GET /_cluster/allocation/explain

{
  "index": "metricbeat-6.6.2-2019.03.21",
  "shard": 4,
  "primary": false,
  "current_state": "unassigned",
  "unassigned_info": {
    "reason": "NODE_LEFT",
    "at": "2019-04-09T17:57:07.106Z",
    "details": "node_left[KYovaukISHCpOp-d8eChRA]",
    "last_allocation_status": "no_attempt"
  },
  "can_allocate": "no",
  "allocate_explanation": "cannot allocate because allocation is not permitted to any of the nodes",
  "node_allocation_decisions": [
    {
      "node_id": "KYovaukISHCpOp-d8eChRA",
      "node_name": "node1",
      "transport_address": "",
      "node_attributes": {
        "ml.machine_memory": "135077466112",
        "ml.max_open_jobs": "20",
        "xpack.installed": "true",
        "ml.enabled": "true"
      },
      "node_decision": "no",
      "deciders": [
        {
          "decider": "node_version",
          "decision": "NO",
          "explanation": "cannot allocate replica shard to a node with version [6.4.1] since this is older than the primary version [6.6.2]"
        }
      ]
    },
    {
      "node_id": "x-neLgNPQRW0wrnnzg_w9w",
      "node_name": "node2",
      "transport_address": "",
      "node_attributes": {
        "ml.machine_memory": "135077466112",
        "ml.max_open_jobs": "20",
        "xpack.installed": "true",
        "ml.enabled": "true"
      },
      "node_decision": "no",
      "deciders": [
        {
          "decider": "same_shard",
          "decision": "NO",
          "explanation": "the shard cannot be allocated to the same node on which a copy of the shard already exists [[metricbeat-6.6.2-2019.03.21][4], node[x-neLgNPQRW0wrnnzg_w9w], [P], s[STARTED], a[id=-CAat8JtSFS6yQsNzf9afg]]"
        }
      ]
    }
  ]
}

replica shards are not assigned to node1 becuase its 6.4.1.

How to upgrade?

This is normal, I think - see step 9 of the rolling upgrade documentation:

During a rolling upgrade, primary shards assigned to a node running the new version cannot have their replicas assigned to a node with the old version. The new version might have a different data format that is not understood by the old version.

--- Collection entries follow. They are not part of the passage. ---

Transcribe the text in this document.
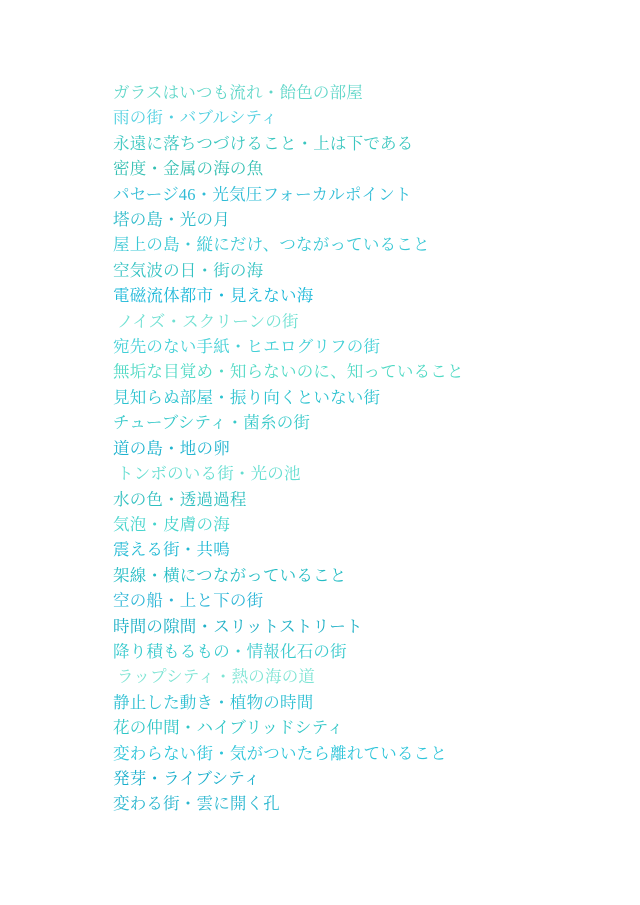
ガラスはいつも流れ・飴色の部屋
雨の街・バブルシティ
永遠に落ちつづけること・上は下である
密度・金属の海の魚
パセージ46・光気圧フォーカルポイント
塔の島・光の月
屋上の島・縦にだけ、つながっていること
空気波の日・街の海
電磁流体都市・見えない海
ノイズ・スクリーンの街
宛先のない手紙・ヒエログリフの街
無垢な目覚め・知らないのに、知っていること
見知らぬ部屋・振り向くといない街
チューブシティ・菌糸の街
道の島・地の卵
トンボのいる街・光の池
水の色・透過過程
気泡・皮膚の海
震える街・共鳴
架線・横につながっていること
空の船・上と下の街
時間の隙間・スリットストリート
降り積もるもの・情報化石の街
ラップシティ・熱の海の道
静止した動き・植物の時間
花の仲間・ハイブリッドシティ
変わらない街・気がついたら離れていること
発芽・ライブシティ
変わる街・雲に開く孔
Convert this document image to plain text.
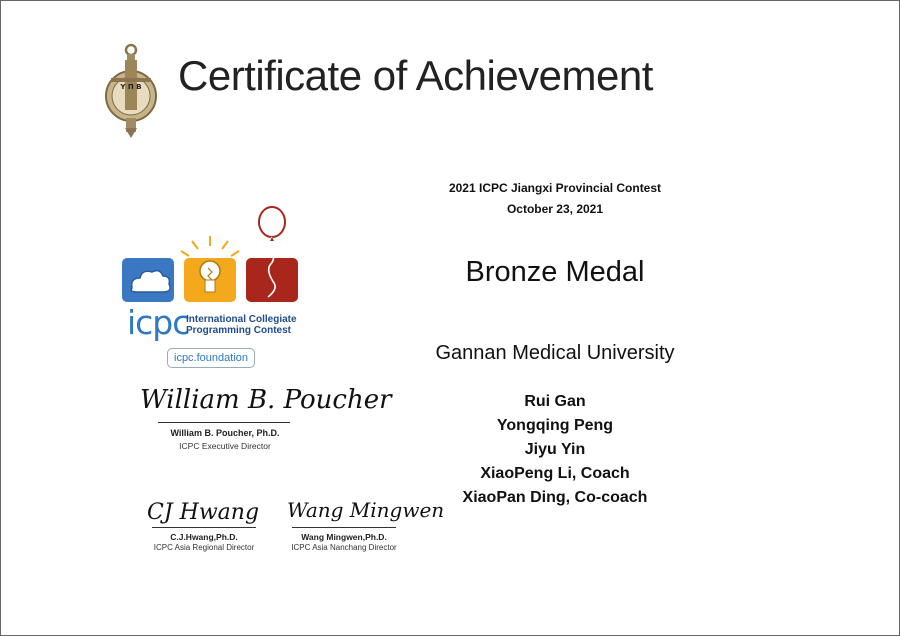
Y Π B Certificate of Achievement
icpc
International Collegiate
Programming Contest
icpc.foundation
William B. Poucher
William B. Poucher, Ph.D.
ICPC Executive Director
CJ Hwang
C.J.Hwang,Ph.D.
ICPC Asia Regional Director
Wang Mingwen
Wang Mingwen,Ph.D.
ICPC Asia Nanchang Director
2021 ICPC Jiangxi Provincial Contest
October 23, 2021
Bronze Medal
Gannan Medical University
Rui Gan
Yongqing Peng
Jiyu Yin
XiaoPeng Li, Coach
XiaoPan Ding, Co-coach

If it is not possible to assign the replica shards to another node (there is only one upgraded node in the cluster), the replica shards remain unassigned and status stays yellow .

In this case, you can proceed once there are no initializing or relocating shards (check the init and relo columns).
As soon as another node is upgraded, the replicas can be assigned and the status will change to green .

I am upgrading through puppet, I changed to 6.6.2 and after running puppet agent in node1

i checked the version in the server

apt-cache policy elasticsearch

elasticsearch:
  Installed: 6.6.2
  Candidate: 5.6.0

but when I check through cluster API

GET /_nodes/node1

{
  "_nodes": {
    "total": 1,
    "successful": 1,
    "failed": 0
  },
  "cluster_name": "",
  "nodes": {
    "KYovaukISHCpOp-d8eChRA": {
      "name": "node1",
      "transport_address": "",
      "host": "",
      "ip": "",
      "version": "6.4.1",
      "build_flavor": "default",
      "build_type": "deb",
      "build_hash": "e36acdb",
      "total_indexing_buffer": 6722702540,
      "roles": [
        "master",
        "data",
        "ingest"
      ],

Sorry, I don't know much about Puppet. The situation you describe sounds ok from Elasticsearch's point of view, but maybe your Puppet configuration doesn't handle this case correctly?

Ok thanks for your help David, Will look into it.

I am confused I upgraded other two nodes through puppet but for node1 its not working.

When I manually restarted the service again, then it changed to the 6.6.2 version and allocated all unassigned shards.

1 Like

This topic was automatically closed 28 days after the last reply. New replies are no longer allowed.